Reporting strong results for 2022, the number two ranked house builder said that home completions could fall by as much as a third in 2023.
Taylor Wimpey also confirmed it had started the first round of redundancies in the regional businesses as part of a £20m cost-cutting drive, expected to cost £8m to implement.
Chief executive Jennie Daly said that while there had been some signs of a recent uptick in sales, present rates were running at 0.62 per outlet per week, down from 1.02 a year ago.
She said: “While it is encouraging to see an uptick in sales and ongoing robust customer interest in our homes, our reservation rate is significantly lower than in recent years as affordability concerns weigh, particularly for first time buyers, and we have reflected this in our build programmes for the year.
“Accordingly, assuming prevailing market conditions continue and given a challenging planning backdrop, we currently expect 2023 completions to be in the range of 9,000 to 10,500, broadly equivalent to a net sales rate assumption of 0.5 to 0.7, with completions more weighted to the second half.”
Last year Taylor Wimpey achieved home completions of just over 14,000, slightly down on the previous year.
Pre-tax profit last year jumped 22% to £828m from revenue ahead 3% at £4.4bn. The improvement saw operating margin edge up to 21% from 19% previously.
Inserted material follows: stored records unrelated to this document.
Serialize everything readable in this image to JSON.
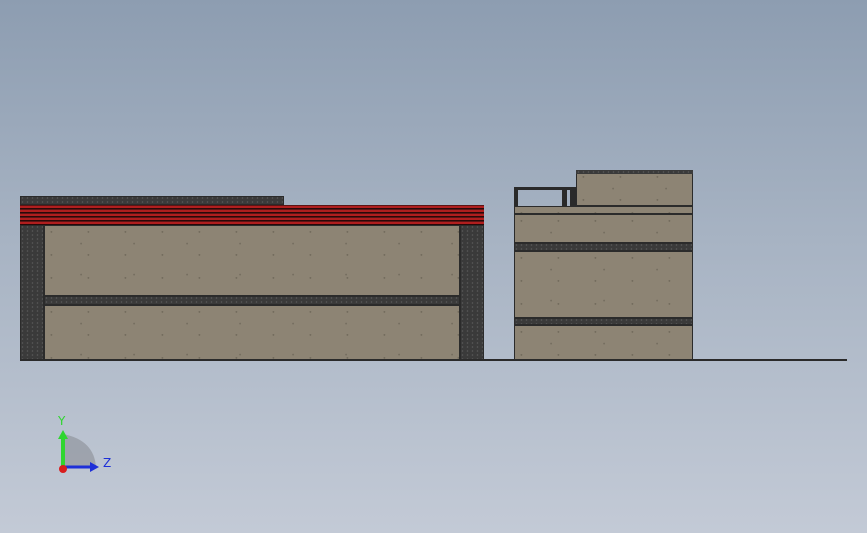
{
  "viewport": {
    "background_top": "#8d9db1",
    "background_bottom": "#c3cad6"
  },
  "triad": {
    "y_label": "Y",
    "z_label": "Z",
    "y_color": "#2fd62f",
    "z_color": "#1d2fd8",
    "x_color": "#d81d1d"
  },
  "colors": {
    "concrete": "#8d8474",
    "dark_band": "#3a3a3a",
    "roof_red": "#b01e1e"
  }
}
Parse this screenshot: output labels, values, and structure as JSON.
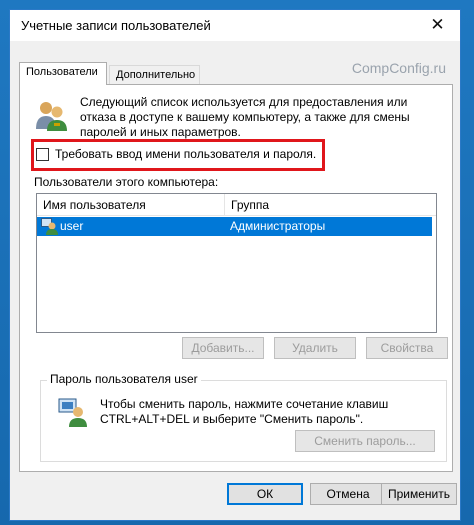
{
  "window": {
    "title": "Учетные записи пользователей",
    "watermark": "CompConfig.ru"
  },
  "tabs": [
    {
      "label": "Пользователи",
      "active": true
    },
    {
      "label": "Дополнительно",
      "active": false
    }
  ],
  "description": "Следующий список используется для предоставления или отказа в доступе к вашему компьютеру, а также для смены паролей и иных параметров.",
  "checkbox": {
    "label": "Требовать ввод имени пользователя и пароля.",
    "checked": false
  },
  "users_list": {
    "label": "Пользователи этого компьютера:",
    "columns": [
      "Имя пользователя",
      "Группа"
    ],
    "rows": [
      {
        "user": "user",
        "group": "Администраторы",
        "selected": true
      }
    ]
  },
  "list_buttons": {
    "add": "Добавить...",
    "remove": "Удалить",
    "properties": "Свойства"
  },
  "password_group": {
    "title": "Пароль пользователя user",
    "text": "Чтобы сменить пароль, нажмите сочетание клавиш CTRL+ALT+DEL и выберите \"Сменить пароль\".",
    "button": "Сменить пароль..."
  },
  "dialog_buttons": {
    "ok": "ОК",
    "cancel": "Отмена",
    "apply": "Применить"
  },
  "colors": {
    "accent": "#0078d7",
    "highlight_border": "#e0161b"
  }
}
Daly added: “We anticipate that the planning environment will remain difficult for the foreseeable future with a shortage of resources and delays in both the strategic and development management areas of the planning system.
“Proposed changes to the National Planning Policy Framework announced by the Government in December are likely to lead to a reduced land supply and less home building in future years.
“Our strong landbank and pipeline of sites already in planning is a key competitive advantage in this challenging planning environment.”